Mittlerweile ist die Garage sanierungsbedürftig; die Mauern sind durchfeuchtet, teilweise bildet sich Schimmel auf dem Putz, das Flachdach scheint auch undicht zu sein (Wasserflecke auf dem Estrich).
Partei C hat gegenüber Partei A seine Einkommensverhältnisse offengelegt (etwa 1400,- Euro Netto), hat aber für die Finanzierung des Kaufes kein Eigenkaptial aufbringen können.

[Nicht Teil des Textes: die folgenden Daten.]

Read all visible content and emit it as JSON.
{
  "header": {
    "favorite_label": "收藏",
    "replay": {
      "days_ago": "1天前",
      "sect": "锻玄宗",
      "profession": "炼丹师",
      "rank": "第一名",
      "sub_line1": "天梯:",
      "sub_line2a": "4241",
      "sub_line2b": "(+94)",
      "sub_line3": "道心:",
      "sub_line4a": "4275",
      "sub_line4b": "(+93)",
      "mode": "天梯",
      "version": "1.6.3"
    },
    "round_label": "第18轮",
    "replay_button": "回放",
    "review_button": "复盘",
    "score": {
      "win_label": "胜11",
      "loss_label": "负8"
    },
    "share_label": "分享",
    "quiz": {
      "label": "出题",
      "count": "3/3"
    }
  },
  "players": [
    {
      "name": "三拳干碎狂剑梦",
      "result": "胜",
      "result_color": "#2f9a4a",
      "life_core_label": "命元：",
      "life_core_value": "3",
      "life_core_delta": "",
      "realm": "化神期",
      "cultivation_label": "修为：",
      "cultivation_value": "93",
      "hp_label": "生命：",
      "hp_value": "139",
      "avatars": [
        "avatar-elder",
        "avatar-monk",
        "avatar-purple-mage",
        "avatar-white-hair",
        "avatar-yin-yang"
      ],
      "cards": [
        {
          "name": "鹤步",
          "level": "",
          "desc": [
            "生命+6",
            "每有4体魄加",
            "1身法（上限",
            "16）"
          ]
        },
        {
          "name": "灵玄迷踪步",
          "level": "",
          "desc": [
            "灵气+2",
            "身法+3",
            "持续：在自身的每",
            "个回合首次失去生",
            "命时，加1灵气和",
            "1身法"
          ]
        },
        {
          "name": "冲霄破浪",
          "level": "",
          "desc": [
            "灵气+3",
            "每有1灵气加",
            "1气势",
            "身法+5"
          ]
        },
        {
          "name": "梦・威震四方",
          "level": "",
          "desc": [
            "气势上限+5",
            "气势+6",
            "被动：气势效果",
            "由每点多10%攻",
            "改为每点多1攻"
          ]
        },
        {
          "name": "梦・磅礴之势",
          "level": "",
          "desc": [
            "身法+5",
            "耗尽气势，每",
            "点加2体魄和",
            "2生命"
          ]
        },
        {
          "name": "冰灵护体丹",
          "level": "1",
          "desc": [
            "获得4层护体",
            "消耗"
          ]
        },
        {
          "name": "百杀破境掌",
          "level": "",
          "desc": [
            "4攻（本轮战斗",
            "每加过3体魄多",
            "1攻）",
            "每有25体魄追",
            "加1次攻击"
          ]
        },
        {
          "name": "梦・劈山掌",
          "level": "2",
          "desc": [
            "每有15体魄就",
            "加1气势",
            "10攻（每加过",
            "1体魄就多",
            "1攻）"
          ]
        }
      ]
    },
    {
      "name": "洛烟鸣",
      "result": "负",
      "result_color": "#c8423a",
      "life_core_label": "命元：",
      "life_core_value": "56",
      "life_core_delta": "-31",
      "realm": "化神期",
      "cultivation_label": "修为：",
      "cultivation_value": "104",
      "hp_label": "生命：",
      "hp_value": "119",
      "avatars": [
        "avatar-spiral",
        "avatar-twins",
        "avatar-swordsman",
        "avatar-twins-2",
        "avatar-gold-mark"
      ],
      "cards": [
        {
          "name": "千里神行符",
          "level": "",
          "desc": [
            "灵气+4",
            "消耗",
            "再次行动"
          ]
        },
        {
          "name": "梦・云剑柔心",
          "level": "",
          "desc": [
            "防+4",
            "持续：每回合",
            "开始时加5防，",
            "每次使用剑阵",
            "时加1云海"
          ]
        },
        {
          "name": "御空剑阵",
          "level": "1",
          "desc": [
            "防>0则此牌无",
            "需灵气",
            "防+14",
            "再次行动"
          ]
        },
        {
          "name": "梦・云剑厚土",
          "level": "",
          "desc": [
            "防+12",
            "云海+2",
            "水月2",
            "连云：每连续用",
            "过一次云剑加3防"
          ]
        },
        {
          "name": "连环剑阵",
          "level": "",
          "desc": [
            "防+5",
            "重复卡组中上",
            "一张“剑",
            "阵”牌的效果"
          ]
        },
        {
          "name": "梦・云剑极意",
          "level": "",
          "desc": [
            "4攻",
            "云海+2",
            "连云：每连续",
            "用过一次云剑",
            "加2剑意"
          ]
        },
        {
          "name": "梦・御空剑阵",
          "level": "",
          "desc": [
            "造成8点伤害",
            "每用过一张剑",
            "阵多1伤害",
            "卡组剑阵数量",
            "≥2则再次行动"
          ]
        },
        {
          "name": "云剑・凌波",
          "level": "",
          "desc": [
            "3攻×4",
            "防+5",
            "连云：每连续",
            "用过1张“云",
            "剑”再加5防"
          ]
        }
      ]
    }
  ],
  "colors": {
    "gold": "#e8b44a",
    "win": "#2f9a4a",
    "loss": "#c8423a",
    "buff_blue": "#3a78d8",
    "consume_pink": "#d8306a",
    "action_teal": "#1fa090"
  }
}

Der Kaufpreis beträgt 75.000 Euro, es ist nicht bekannt, wie viel Kapital aufgenommen wurde.
Im Moment plagt Partei A die Sorge, dass anfallende Reparaturkosten (u.a. die Garage) nicht von Partei C zu 45/100 übernommen werden könnten.
Die Sanierungskosten für die Garage werden (von Partei A) auf bis zu 20.000 Euro geschätzt, ein Gutachten liegt dafür aber nicht vor.
Partei C wollte sich nach einem Treffen nicht dazu bereit erklären, in ein gemeinsames, neu zu bildendes Instandhaltungsrücklagenkonto einzuzahlen.
Der Beitrag würde sich dabei nach der Wohnfläche richten und läge bei ca. 100 Euro für Partei C.
Fragen:
1a: Können die Sanierungskosten für die Garage noch von Partei B verlangt werden, so lang diese noch im Grundbuchamt eingetragen ist?
1b: Müssen die Sanierungskosten vorher von einem Gutachter geschätzt werden?
1c: Nebenfrage: Zahlt die Rechtschutzversicherung (Partei A hat eine solche, die auch Wohneigentum abdeckt) den Gutachter, wenn es zum
Gerichtsstreit kommt und man sich nicht außergerichtilich einigen kann?
2a: Ist die Einzahlung von Partei C in ein Instandhaltungsrücklagenkonto erzwingbar / einklagbar oder ist es die einzige Alternative, nach einem
Sanierungsfall die Kosten (die dann wohl Partei A vorläufig zahlen müsste) zivilrechtlich von Partei C einzuklagen?